FATAL: tproxy/intercept on https_port requires ssl-bump which is missing. FATAL: Bungled /usr/pbi/squid-i386/etc/squid/squid.conf line 6: https_port 127.0.0.1:3129 intercept Squid Cache (Version 3.3.10): Terminated abnormally.
-
My system is 32 bit…
Differences in squid.conf when applying for transparent SSL mode:
diff squid.conf_transparent.txt squid.conf_transparent_ssl.txt 4,5c4,6 < http_port 192.168.1.1:3128 < http_port 127.0.0.1:3128 intercept --- > http_port 192.168.1.1:3128 > http_port 127.0.0.1:3128 intercept > https_port 127.0.0.1:3129 intercept 87a89,90 > always_direct allow all > ssl_bump server-first all
-
Working, but…
Must I create my own CA?
Can I use an "official" CA or not?
diff squid.conf_transparent_ssl.txt squid.conf_transparent_ssl_myself.txt 4,6c4,9 < http_port 192.168.1.1:3128 < http_port 127.0.0.1:3128 intercept < https_port 127.0.0.1:3129 intercept --- > http_port 192.168.1.1:3128 ssl-bump generate-host-certificates=on dynamic_cert_mem_cache_size=10MB cert=/usr/pbi/squid-i386/etc/squid/serverkey.pem capath=/usr/pbi/squid-i386/share/certs/ > > http_port 127.0.0.1:3128 intercept ssl-bump generate-host-certificates=on dynamic_cert_mem_cache_size=10MB cert=/usr/pbi/squid-i386/etc/squid/serverkey.pem capath=/usr/pbi/squid-i386/share/certs/ > > https_port 127.0.0.1:3129 intercept ssl-bump generate-host-certificates=on dynamic_cert_mem_cache_size=10MB cert=/usr/pbi/squid-i386/etc/squid/serverkey.pem capath=/usr/pbi/squid-i386/share/certs/ > 18a22,25 > sslcrtd_program /usr/pbi/squid-i386/libexec/squid/ssl_crtd -s /var/squid/lib/ssl_db -M 4MB -b 2048 > sslcrtd_children 5 > sslproxy_capath /usr/pbi/squid-i386/share/certs/ > sslproxy_cert_adapt setCommonName all
I will like not do do this:
Install the CA crt as an trusted ca on each computer you want to filter ssl to avoid ssl error on each connection.

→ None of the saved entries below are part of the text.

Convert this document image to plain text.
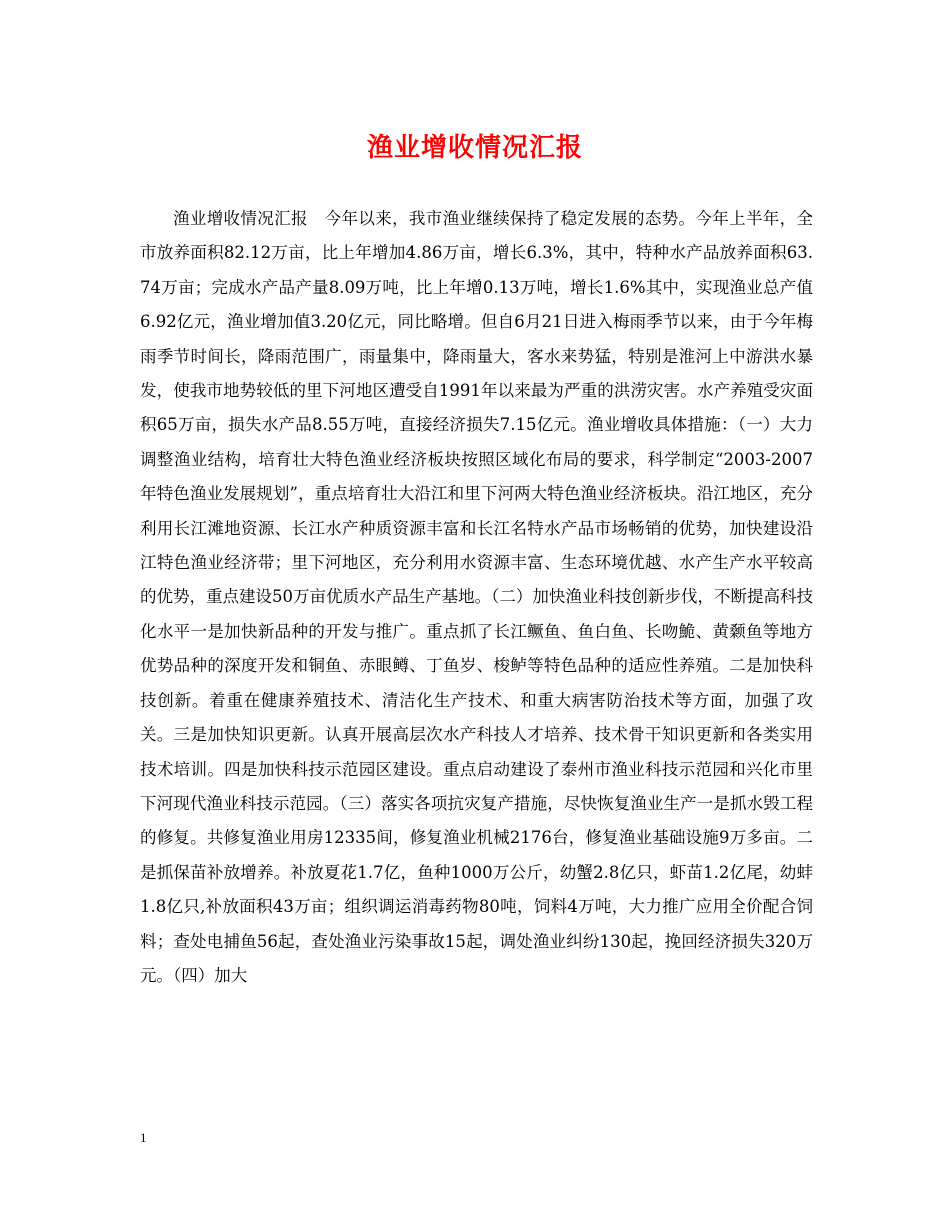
渔业增收情况汇报

渔业增收情况汇报　今年以来，我市渔业继续保持了稳定发展的态势。今年上半年，全市放养面积82.12万亩，比上年增加4.86万亩，增长6.3%，其中，特种水产品放养面积63.74万亩；完成水产品产量8.09万吨，比上年增0.13万吨，增长1.6%其中，实现渔业总产值6.92亿元，渔业增加值3.20亿元，同比略增。但自6月21日进入梅雨季节以来，由于今年梅雨季节时间长，降雨范围广，雨量集中，降雨量大，客水来势猛，特别是淮河上中游洪水暴发，使我市地势较低的里下河地区遭受自1991年以来最为严重的洪涝灾害。水产养殖受灾面积65万亩，损失水产品8.55万吨，直接经济损失7.15亿元。渔业增收具体措施：（一）大力调整渔业结构，培育壮大特色渔业经济板块按照区域化布局的要求，科学制定“2003-2007年特色渔业发展规划”，重点培育壮大沿江和里下河两大特色渔业经济板块。沿江地区，充分利用长江滩地资源、长江水产种质资源丰富和长江名特水产品市场畅销的优势，加快建设沿江特色渔业经济带；里下河地区，充分利用水资源丰富、生态环境优越、水产生产水平较高的优势，重点建设50万亩优质水产品生产基地。（二）加快渔业科技创新步伐，不断提高科技化水平一是加快新品种的开发与推广。重点抓了长江鳜鱼、鱼白鱼、长吻鮠、黄颡鱼等地方优势品种的深度开发和铜鱼、赤眼鳟、丁鱼岁、梭鲈等特色品种的适应性养殖。二是加快科技创新。着重在健康养殖技术、清洁化生产技术、和重大病害防治技术等方面，加强了攻关。三是加快知识更新。认真开展高层次水产科技人才培养、技术骨干知识更新和各类实用技术培训。四是加快科技示范园区建设。重点启动建设了泰州市渔业科技示范园和兴化市里下河现代渔业科技示范园。（三）落实各项抗灾复产措施，尽快恢复渔业生产一是抓水毁工程的修复。共修复渔业用房12335间，修复渔业机械2176台，修复渔业基础设施9万多亩。二是抓保苗补放增养。补放夏花1.7亿，鱼种1000万公斤，幼蟹2.8亿只，虾苗1.2亿尾，幼蚌1.8亿只,补放面积43万亩；组织调运消毒药物80吨，饲料4万吨，大力推广应用全价配合饲料；查处电捕鱼56起，查处渔业污染事故15起，调处渔业纠纷130起，挽回经济损失320万元。（四）加大

1
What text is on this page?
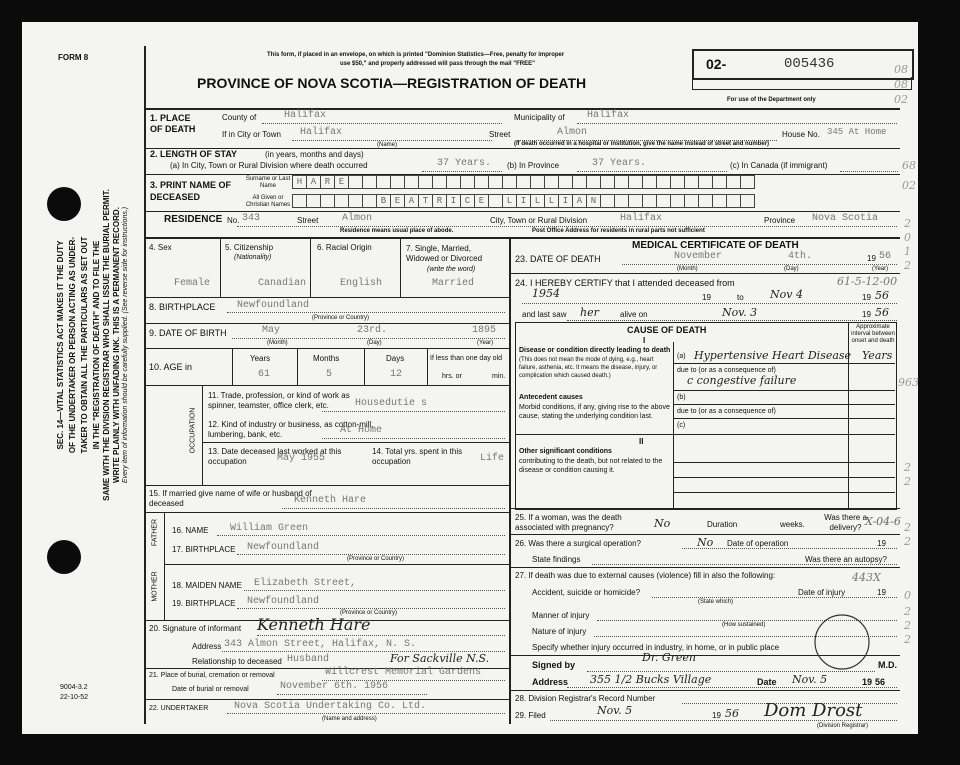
SEC. 14—VITAL STATISTICS ACT MAKES IT THE DUTY OF THE UNDERTAKER OR PERSON ACTING AS UNDER- TAKER TO OBTAIN ALL THE PARTICULARS AS SET OUT IN THE "REGISTRATION OF DEATH" AND TO FILE THE SAME WITH THE DIVISION REGISTRAR WHO SHALL ISSUE THE BURIAL PERMIT. WRITE PLAINLY WITH UNFADING INK. THIS IS A PERMANENT RECORD. Every item of information should be carefully supplied. (See reverse side for instructions.)
FORM 8	This form, if placed in an envelope, on which is printed "Dominion Statistics—Free, penalty for improper
use $50," and properly addressed will pass through the mail "FREE"
PROVINCE OF NOVA SCOTIA—REGISTRATION OF DEATH
02-	005436
For use of the Department only
08 08 02
1. PLACE OF DEATH
County of	Halifax	Municipality of Halifax
If in City or Town Halifax
(Name)
Street	Almon	House No. 345 At Home
(If death occurred in a hospital or institution, give the name instead of street and number)
2. LENGTH OF STAY	(in years, months and days)
(a) In City, Town or Rural Division where death occurred	37 Years. (b) In Province	37 Years.	(c) In Canada (if immigrant)
3. PRINT NAME OF DECEASED
Surname or Last Name	H A R E
All Given or Christian Names	B E A T R I C E	L I L L I A N
RESIDENCE No. 343	Street Almon	City, Town or Rural Division	Halifax	Province Nova Scotia
Residence means usual place of abode.	Post Office Address for residents in rural parts not sufficient
4. Sex	5. Citizenship
(Nationality)
6. Racial Origin	7. Single, Married, Widowed or Divorced
(write the word)
Female	Canadian	English	Married
8. BIRTHPLACE Newfoundland
(Province or Country)
9. DATE OF BIRTH	May	23rd.	1895
(Month)	(Day)	(Year)
10. AGE in
Years	Months	Days	If less than one day old
61	5	12	hrs. or	min.
OCCUPATION
11. Trade, profession, or kind of work as spinner, teamster, office clerk, etc.	Housedutie s
12. Kind of industry or business, as cotton-mill, lumbering, bank, etc.	At Home
13. Date deceased last worked at this occupation	May 1955
14. Total yrs. spent in this occupation	Life
15. If married give name of wife or husband of deceased	Kenneth Hare
FATHER
MOTHER
16. NAME William Green
17. BIRTHPLACE Newfoundland
(Province or Country)
18. MAIDEN NAME Elizabeth Street,
19. BIRTHPLACE Newfoundland
(Province or Country)
20. Signature of informant Kenneth Hare
Address 343 Almon Street, Halifax, N. S.
Relationship to deceased Husband	For Sackville N.S.
21. Place of burial, cremation or removal	Willcrest Memorial Gardens
Date of burial or removal	November 6th. 1956
22. UNDERTAKER	Nova Scotia Undertaking Co. Ltd.
(Name and address)
9004-3.2
22-10-52
MEDICAL CERTIFICATE OF DEATH
23. DATE OF DEATH	November	4th.	19 56
(Month)	(Day)	(Year)
24. I HEREBY CERTIFY that I attended deceased from	61-5-12-00
1954	19	to Nov 4	19 56
and last saw her	alive on	Nov. 3	19 56
CAUSE OF DEATH	Approximate interval between onset and death
I
Disease or condition directly leading to death
(This does not mean the mode of dying, e.g., heart failure, asthenia, etc. It means the disease, injury, or complication which caused death.)
(a) Hypertensive Heart Disease Years
due to (or as a consequence of)
c congestive failure
Antecedent causes
Morbid conditions, if any, giving rise to the above cause, stating the underlying condition last.
(b)
due to (or as a consequence of)
(c)
II
Other significant conditions
contributing to the death, but not related to the disease or condition causing it.
25. If a woman, was the death associated with pregnancy?	No	Duration	weeks.
Was there a delivery? X-04-6
26. Was there a surgical operation?	No Date of operation	19
State findings	Was there an autopsy?
27. If death was due to external causes (violence) fill in also the following:	443X
Accident, suicide or homicide?	Date of injury	19
(State which)
Manner of injury
(How sustained)
Nature of injury
Specify whether injury occurred in industry, in home, or in public place
Signed by
Dr. Green
M.D.
Address 355 1/2 Bucks Village	Date Nov. 5	19 56
28. Division Registrar's Record Number
29. Filed	Nov. 5	19 56 Dom Drost
(Division Registrar)
68
02
2
0
1
2
963
2
2
2
2
0
2
2
2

Could be, in fact, impossible. A lot of BYOD (http://en.wikipedia.org/wiki/Bring_your_own_device)…
-
Yes you must create your own ca! I think it is not possible to use an "official" CA, because you are using a Man-In-The-Middle Attack to fetch and control https traffic.
Of course every https filter will use a MITM-attack so the client must have a trusted wildcard cert of the controling unit.A Solution can be to have a non transparent SSL-Proxy and only devices that are under your control are forced to use Proxy.